Hollywood Movie Spotlight review: One of the best films you will watch this year

spotlight
Director:
Tom McCarthy
Cast: Michael Keaton, Mark Ruffalo, Rachel McAdams, Liev Schreiber, Stanley Tucci
Rating: 4/5

As I sit down to write Spotlight movie review, mostly distanced from its power keg topic of sex abuse in a Catholic Church, we in India are facing our own crisis of faith. With hot button issues such as the JNU protests, right-wing nationalism and attacks on media, a dialogue from this film – based on a true story – hits home.

“The city flourishes when its great institutions work together,” the cardinal tells the editor of the city’s biggest paper. The scene has all the bonhomie of two powerful men chatting together, holding the fate of thousands in their hands. Only, Liev Schreiber’s editor is not having any of it; he believes a newspaper should stand alone in order to do justice to its content. Transparency over collusion, challenging authority and old beliefs over blindly following status quo – that is the central conflict of this newsroom drama, and of India too at this point.

Liev Schreiber plays an editor who believes newspapers should stand alone if they want to report the truth.

The editor is Marty Baron of the Boston Globe, an outsider to the city of Boston and its elite. His entry as the man in command of the city’s biggest paper leads to the creation of Spotlight, an investigative team of journalists who follow a trail of degenerate priests with a history of child sex abuse. The bigger story becomes how the Catholic Church launched a cover-up of these crimes, spread over decades.

By the time Spotlight is done with their story, 80 paedophile priests are revealed in Boston alone and over 1,000 victims. The team goes on to write 600 articles and receives the Pulitzer award for their efforts. Their investigation also sets off a chain reaction with similar cases being revealed across the world in countries like Argentina, Kenya and England.

Michael Keaton and Rachel McAdams in a still from Spotlight. The cast effortlessly inhabits the characters, making Spotlight powerful and subtle at the same time.

Walter Robinson (Michael Keaton) heads this team of these ink-stained heroes, a Catholic well entrenched in the establishment but essentially a news hound at heart. He is conflicted about the investigation but is soon horrified by the extent of the church’s cover-up and its human cost. His team includes Sacha Pfeiffer (a deglam Rachel McAdams), researcher Matt Carroll (Brian d’Arcy James) and Mike Rezendes (Mark Ruffalo). Stanley Tucci, as the scrappy lawyer Mitchell Garabedian, brings his own spark to the film.

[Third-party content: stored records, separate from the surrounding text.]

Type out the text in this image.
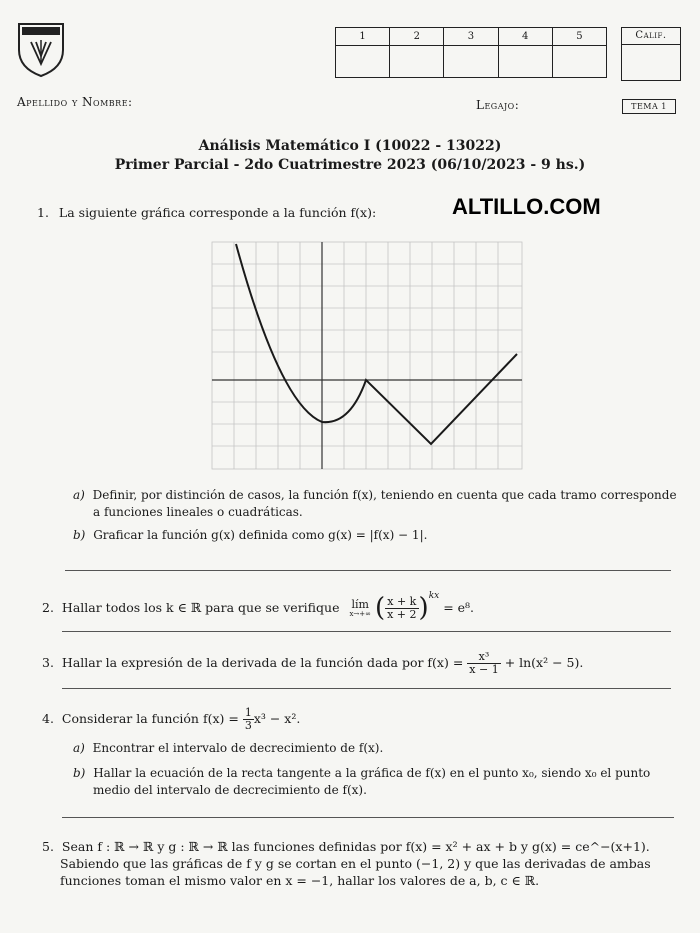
1	2	3	4	5
					Calif.
Apellido y Nombre:	Legajo:	TEMA 1
Análisis Matemático I (10022 - 13022)
Primer Parcial - 2do Cuatrimestre 2023 (06/10/2023 - 9 hs.)
ALTILLO.COM
1. La siguiente gráfica corresponde a la función f(x):
a) Definir, por distinción de casos, la función f(x), teniendo en cuenta que cada tramo corresponde
a funciones lineales o cuadráticas.
b) Graficar la función g(x) definida como g(x) = |f(x) − 1|.
2. Hallar todos los k ∈ ℝ para que se verifique lím
x→+∞ ( $\frac{x + k}{x + 2} )^{kx} = e^8$.
3. Hallar la expresión de la derivada de la función dada por $f(x) = \frac{\text{x³}}{x - 1} + \ln(x^2 - 5)$.
4. Considerar la función $f(x) = \frac{1}{3} x^3 - x^2$.
a) Encontrar el intervalo de decrecimiento de f(x).
b) Hallar la ecuación de la recta tangente a la gráfica de f(x) en el punto x₀, siendo x₀ el punto
medio del intervalo de decrecimiento de f(x).
5. Sean f : ℝ → ℝ y g : ℝ → ℝ las funciones definidas por f(x) = x² + ax + b y g(x) = ce^−(x+1).
Sabiendo que las gráficas de f y g se cortan en el punto (−1, 2) y que las derivadas de ambas
funciones toman el mismo valor en x = −1, hallar los valores de a, b, c ∈ ℝ.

The cast’s triumph lies in the fact that it makes the film its own. They are no longer A-lister stars performing roles, but are transformed into a team of journalists doing their job and earning their daily bread. In starched shirts and pleated trousers, the team spends months doing the legwork, perusing files and directories and following dead ends. In the end, there is no eulogy. Instead, they are revealed to be regular fallible humans who make mistakes and make amends, all in the line of duty.

There is a true hero though, director Tom McCarthy who has also co-written the script. Tight and beautifully paced, McCarthy works the film as a thriller despite the audience knowing how it all plays out. He manages to make your regular shoe-leather investigation a thing of mystery. There is no attempt to manipulate your emotions either given the film’s content. The film eschews all euphemism, instead focusing on sex abuse in all its distasteful, gritty detail.

Cinematographer Masanobu Takayanagi (known for Silver Lining Playbook, Warrior) keeps it real in the film. There are no frills to excite the audience, save for the emotional flow of one of the most powerful films you will see this year.

Watch Spotlight trailer

Inarguably one of the finest films on investigative journalism, Spotlight is an excellent critique of what blind deference to authority or faith can do to you. The problem affects India and America equally.